Y, por si no tuviese ya lo bastante presente su edad, ahí estaba ahora la boda de su hija, que se celebraría en menos de veinticuatro horas. Con los preparativos ya casi terminados, Corinne por fin tuvo ocasión de reflexionar sobre lo que ese acontecimiento podía significar. Se inclinó hacia delante y metió la mano en la cubitera. Echó unos cuantos cubitos en el vaso y se lo llevó a los labios. Mientras que Clark, en su opinión, se había limitado a actuar como si la inminente ceremonia no fuese del todo real, ella había decidido aceptar, mucho tiempo atrás, la elección de Shelby. Corinne dejó escapar una sonrisa forzada.
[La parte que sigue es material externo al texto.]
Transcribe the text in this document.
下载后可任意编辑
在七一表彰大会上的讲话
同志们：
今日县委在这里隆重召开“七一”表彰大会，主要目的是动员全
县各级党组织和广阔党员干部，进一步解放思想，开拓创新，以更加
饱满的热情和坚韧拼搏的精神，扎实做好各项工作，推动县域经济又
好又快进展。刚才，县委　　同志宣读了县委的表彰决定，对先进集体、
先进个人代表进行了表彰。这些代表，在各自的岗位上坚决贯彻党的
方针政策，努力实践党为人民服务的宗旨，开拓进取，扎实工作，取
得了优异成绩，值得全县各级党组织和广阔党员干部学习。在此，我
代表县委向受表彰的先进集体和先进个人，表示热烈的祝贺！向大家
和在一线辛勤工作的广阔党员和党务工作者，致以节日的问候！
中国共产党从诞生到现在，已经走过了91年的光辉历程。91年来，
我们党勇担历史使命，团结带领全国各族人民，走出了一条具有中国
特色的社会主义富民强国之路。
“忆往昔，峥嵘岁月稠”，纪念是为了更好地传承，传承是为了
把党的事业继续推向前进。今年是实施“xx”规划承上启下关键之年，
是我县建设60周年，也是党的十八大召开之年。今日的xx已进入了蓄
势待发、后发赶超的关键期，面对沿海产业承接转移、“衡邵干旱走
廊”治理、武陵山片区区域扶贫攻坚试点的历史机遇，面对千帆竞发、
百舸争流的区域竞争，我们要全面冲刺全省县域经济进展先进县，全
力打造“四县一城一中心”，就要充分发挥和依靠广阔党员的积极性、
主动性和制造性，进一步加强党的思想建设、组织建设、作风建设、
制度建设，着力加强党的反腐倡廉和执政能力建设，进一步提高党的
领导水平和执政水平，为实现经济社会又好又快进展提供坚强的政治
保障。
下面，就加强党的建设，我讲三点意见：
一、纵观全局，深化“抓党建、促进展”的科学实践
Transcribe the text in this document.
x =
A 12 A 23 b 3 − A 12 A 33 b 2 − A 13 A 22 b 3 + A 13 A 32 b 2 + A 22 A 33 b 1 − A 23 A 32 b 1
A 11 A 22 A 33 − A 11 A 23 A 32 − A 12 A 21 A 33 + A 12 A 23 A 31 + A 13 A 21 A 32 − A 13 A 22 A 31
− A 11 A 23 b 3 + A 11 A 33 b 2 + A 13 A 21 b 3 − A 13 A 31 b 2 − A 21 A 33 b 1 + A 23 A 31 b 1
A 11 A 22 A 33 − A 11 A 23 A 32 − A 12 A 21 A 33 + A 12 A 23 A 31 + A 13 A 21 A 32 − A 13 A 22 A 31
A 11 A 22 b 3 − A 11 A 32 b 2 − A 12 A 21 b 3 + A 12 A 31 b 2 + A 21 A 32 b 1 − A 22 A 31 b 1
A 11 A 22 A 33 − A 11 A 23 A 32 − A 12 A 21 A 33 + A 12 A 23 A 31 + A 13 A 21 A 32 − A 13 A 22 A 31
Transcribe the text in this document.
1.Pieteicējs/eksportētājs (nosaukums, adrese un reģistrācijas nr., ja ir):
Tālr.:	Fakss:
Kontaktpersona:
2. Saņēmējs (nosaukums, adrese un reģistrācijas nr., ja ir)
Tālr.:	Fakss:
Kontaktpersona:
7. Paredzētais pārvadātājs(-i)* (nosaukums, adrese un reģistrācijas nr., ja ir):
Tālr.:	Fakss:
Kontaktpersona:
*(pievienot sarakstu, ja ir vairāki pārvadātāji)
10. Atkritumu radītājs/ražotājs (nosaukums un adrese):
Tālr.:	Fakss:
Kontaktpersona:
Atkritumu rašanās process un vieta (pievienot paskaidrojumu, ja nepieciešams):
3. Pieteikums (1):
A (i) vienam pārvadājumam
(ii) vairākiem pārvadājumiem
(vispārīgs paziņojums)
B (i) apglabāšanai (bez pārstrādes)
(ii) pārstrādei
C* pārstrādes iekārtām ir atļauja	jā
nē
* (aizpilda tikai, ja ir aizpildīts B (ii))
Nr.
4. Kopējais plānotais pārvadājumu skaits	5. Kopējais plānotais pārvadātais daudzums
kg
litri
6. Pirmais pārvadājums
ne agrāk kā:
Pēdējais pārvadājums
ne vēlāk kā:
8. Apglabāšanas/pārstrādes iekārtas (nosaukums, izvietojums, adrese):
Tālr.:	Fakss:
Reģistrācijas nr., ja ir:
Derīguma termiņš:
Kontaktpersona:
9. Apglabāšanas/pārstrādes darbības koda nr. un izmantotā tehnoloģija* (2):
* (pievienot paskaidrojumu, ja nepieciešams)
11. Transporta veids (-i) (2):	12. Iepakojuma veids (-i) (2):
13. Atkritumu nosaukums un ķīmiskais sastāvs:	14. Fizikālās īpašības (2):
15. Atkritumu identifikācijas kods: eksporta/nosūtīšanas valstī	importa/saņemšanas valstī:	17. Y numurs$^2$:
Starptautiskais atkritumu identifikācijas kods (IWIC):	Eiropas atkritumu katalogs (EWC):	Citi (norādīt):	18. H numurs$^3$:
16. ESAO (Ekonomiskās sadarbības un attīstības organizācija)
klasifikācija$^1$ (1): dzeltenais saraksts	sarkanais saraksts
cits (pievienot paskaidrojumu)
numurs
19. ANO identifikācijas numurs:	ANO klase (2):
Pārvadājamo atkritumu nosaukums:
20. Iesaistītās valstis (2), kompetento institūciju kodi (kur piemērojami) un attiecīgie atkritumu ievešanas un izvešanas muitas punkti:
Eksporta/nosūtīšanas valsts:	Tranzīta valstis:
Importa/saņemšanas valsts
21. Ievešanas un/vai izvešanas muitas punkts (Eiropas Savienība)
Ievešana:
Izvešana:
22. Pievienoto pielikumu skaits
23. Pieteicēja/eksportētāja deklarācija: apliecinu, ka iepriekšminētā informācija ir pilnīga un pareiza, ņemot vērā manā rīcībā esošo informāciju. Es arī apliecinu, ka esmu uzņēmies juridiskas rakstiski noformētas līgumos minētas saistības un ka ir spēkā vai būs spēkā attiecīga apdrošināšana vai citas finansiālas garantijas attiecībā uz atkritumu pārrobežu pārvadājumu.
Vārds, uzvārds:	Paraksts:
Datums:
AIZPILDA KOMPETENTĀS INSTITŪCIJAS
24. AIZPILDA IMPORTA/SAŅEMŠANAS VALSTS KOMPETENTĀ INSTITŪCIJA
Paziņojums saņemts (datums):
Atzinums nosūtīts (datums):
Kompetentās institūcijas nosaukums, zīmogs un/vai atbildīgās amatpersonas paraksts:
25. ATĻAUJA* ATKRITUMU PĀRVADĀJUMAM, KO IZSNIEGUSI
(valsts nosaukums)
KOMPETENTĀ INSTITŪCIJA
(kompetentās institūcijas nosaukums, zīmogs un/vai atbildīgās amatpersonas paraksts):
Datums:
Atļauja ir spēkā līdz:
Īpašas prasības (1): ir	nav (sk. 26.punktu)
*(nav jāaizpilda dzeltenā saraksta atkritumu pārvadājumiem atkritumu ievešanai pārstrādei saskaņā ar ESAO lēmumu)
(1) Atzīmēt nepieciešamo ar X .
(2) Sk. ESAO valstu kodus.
Al final iban a tener que reconocerle cierto mérito como casamentera: había puesto tantas pegas a los novios de Liz que el hecho de que Shelby fuese a casarse con un hombre blanco le parecía un mal menor.

Corinne no tenía en realidad nada en contra de Meade, pero no le cabía en la cabeza que un hombre adulto hubiese decidido ganarse la vida tocando un piano. Shelby había intentado enseñarle muchas veces a apreciar el jazz, pero ella seguía sin poder tomárselo en serio. En su opinión, esa música no era más que un entretenimiento para analfabetos de baja estofa que se pasaban el día entero enseñando los dientes con los ojos fuera de las órbitas. Si Meade no era capaz de encontrar una profesión seria, ¿cómo iba a tomarse en serio el matrimonio? La atracción que Corinne sentía por los hombres de color cuando caía la noche solo era equivalente a la aversión que le producían de día, y puede que el coqueteo indisimulado, casi intelectual, del mundo del jazz con la cultura negra, su predisposición a improvisar tanto con la mente como con el cuerpo —dos realidades que para Corinne siempre habían estado separadas por un abismo insalvable—, explicase el rechazo que le provocaban esos ritmos. O puede también que la señora Coles fuese, simple y llanamente, un producto de su clase. Fuera cual fuera la razón, se negaba a admitir que hubiese la menor pizca de dignidad en aporrear el piano como un mono mientras una pandilla de pordioseros borrachos o drogados se revolcaban en algún tugurio de Harlem, sudando unos encima de los otros y aullando como si hubiesen perdido la razón. Corinne dio otro sorbo a su vodka-tonic y se reclinó en la butaca. No, la verdad era que no lo entendía.

 

 

 

 

 

 

 

 

3 Las pinkletinks, término que aquí hemos traducido por «capinas», son unas ranas típicas de la zona de Martha’s Vineyard cuya principal característica es que emiten un canto muy similar al de los pájaros.